Nesta quinta-feira, contudo, a Casa Branca fez saber que estava disponível para investir mil milhões de dólares no treino e no armamento de um milhão de professores por todo o país, numa medida controversa como combate à ocorrência de tiroteios nas escolas. A hipótese foi admitida pelo porta-voz adjunto da Casa Branca, Raj Shah, na conferênca de imprensa realizada após o próprio Trump ter afirmado que dar armas e treino a 10%, 20% ou mesmo 40% dos professores seria uma boa ideia.

Com este plano, a posse de armas nas escolas dependeria de um “treino especial” para os professores. Neste sentido, deixaria de haver uma zona livre de armas. Trump considera que estas zonas convidam os tiroteios: “Para um maníaco — porque eles são todos cobardes —, uma zona livre de armas convida a ‘vamos a isso e vamos atacar, porque não existirão balas dirigidas a nós’”, disse o Presidente dos EUA.

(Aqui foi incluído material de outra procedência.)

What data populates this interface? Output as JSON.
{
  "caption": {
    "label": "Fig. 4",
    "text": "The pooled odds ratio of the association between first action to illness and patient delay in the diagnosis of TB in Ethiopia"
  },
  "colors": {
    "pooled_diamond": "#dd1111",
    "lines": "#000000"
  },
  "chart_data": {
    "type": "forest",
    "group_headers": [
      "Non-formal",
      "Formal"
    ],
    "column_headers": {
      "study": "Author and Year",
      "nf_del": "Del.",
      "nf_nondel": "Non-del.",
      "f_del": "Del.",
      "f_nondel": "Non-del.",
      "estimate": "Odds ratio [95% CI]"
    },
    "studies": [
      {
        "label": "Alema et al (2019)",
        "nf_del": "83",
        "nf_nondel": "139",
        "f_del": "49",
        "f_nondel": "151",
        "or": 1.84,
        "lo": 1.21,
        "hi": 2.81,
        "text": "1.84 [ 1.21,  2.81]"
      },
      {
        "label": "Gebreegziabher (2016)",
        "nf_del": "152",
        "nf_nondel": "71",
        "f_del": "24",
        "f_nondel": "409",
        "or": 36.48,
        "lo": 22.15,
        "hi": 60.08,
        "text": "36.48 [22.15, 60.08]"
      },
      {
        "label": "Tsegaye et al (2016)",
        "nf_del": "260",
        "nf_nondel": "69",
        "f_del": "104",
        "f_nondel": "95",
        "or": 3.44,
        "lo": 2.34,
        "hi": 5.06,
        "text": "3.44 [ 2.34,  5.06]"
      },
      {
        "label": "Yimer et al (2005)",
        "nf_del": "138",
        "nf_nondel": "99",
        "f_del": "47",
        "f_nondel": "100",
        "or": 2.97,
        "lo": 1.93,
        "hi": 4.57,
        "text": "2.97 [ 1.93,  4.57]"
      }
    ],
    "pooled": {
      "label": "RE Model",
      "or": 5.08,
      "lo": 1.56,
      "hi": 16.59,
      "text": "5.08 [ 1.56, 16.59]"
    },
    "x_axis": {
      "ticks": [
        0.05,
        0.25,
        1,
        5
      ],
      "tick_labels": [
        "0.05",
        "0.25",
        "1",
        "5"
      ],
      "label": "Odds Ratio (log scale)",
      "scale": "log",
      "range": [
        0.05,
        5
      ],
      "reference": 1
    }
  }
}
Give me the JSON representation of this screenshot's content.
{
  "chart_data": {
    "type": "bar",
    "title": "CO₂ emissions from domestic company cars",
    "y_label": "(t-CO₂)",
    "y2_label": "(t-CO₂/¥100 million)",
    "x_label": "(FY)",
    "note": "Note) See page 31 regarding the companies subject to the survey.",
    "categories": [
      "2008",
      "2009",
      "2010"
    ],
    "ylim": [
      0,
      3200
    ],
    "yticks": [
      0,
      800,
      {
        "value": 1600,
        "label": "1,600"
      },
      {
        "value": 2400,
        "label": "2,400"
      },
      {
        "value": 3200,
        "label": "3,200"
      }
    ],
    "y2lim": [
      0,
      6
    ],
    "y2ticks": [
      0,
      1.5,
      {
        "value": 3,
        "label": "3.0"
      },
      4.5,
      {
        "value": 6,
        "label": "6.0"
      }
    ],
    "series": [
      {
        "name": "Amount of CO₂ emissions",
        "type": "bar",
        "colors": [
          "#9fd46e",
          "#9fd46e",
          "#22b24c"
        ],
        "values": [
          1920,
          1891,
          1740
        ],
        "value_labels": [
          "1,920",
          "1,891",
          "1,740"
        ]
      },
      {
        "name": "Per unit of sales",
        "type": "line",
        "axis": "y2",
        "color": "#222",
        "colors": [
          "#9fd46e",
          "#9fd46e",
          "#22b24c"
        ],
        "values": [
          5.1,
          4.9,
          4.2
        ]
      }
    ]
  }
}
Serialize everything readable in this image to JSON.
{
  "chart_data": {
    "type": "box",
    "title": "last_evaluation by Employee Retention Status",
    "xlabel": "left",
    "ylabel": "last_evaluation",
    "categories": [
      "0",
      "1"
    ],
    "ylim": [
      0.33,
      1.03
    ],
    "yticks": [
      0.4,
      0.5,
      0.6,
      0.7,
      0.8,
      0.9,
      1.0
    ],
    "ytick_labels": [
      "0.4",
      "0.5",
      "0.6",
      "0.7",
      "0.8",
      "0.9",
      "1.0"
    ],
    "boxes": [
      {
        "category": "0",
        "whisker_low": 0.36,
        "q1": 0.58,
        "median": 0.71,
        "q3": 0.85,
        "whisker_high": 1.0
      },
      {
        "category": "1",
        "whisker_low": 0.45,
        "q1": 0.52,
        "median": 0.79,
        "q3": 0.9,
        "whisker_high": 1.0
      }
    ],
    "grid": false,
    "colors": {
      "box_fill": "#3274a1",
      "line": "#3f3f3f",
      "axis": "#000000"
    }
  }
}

Na Casa Branca, Trump pediu ainda aos presentes que erguessem a mão caso concordassem com a proposta. A sala dividiu-se, alguns pais apontaram as falhas da teoria e da argumentação, consideraram que o armamento de professores não dissuadiria potenciais atacantes, não consideraram que matar pessoas devesse ser uma responsabilidade dos professores.

Esta proposta  vai no sentido inverso àquilo que Trump assumiu durante a campanha presidencial de 2016, quando desmentia a acusação que lhe era feita por Hillary Clinton, e garantia que não queria ter armas de fogo nas salas de aula.

Depois de Trump ter revogado uma leia da Administração Obama que bloqueva o acesso às armas a pessoas com doenças mentais, o Presidente dos EUA veio dizer que, entre as medidas em estudo, se encontra a possibilidade de uma “verificação exaustiva do historial” dos interessados em comprar armas, e que esta verificação terá “ênfase na saúde mental”.

Na terça-feira, Trump solicitou ao Departamento de Justiça que preparasse legislação no sentido de proibir equipamentos que permitam transformar armas legais em metralhadoras semelhantes Às que são utilizadas em cenários de guerra. Este tipo de armas foi usado no tiroteio da Florida e no massacre de Las Vegas, o pior tiroteio da história dos Estados Unidos. Adivinha-se que este processo será longo, o que poderia ser evitado caso Trump apresentasse a proposta no Congresso e não a fizesse por via do Departamento de Justiça.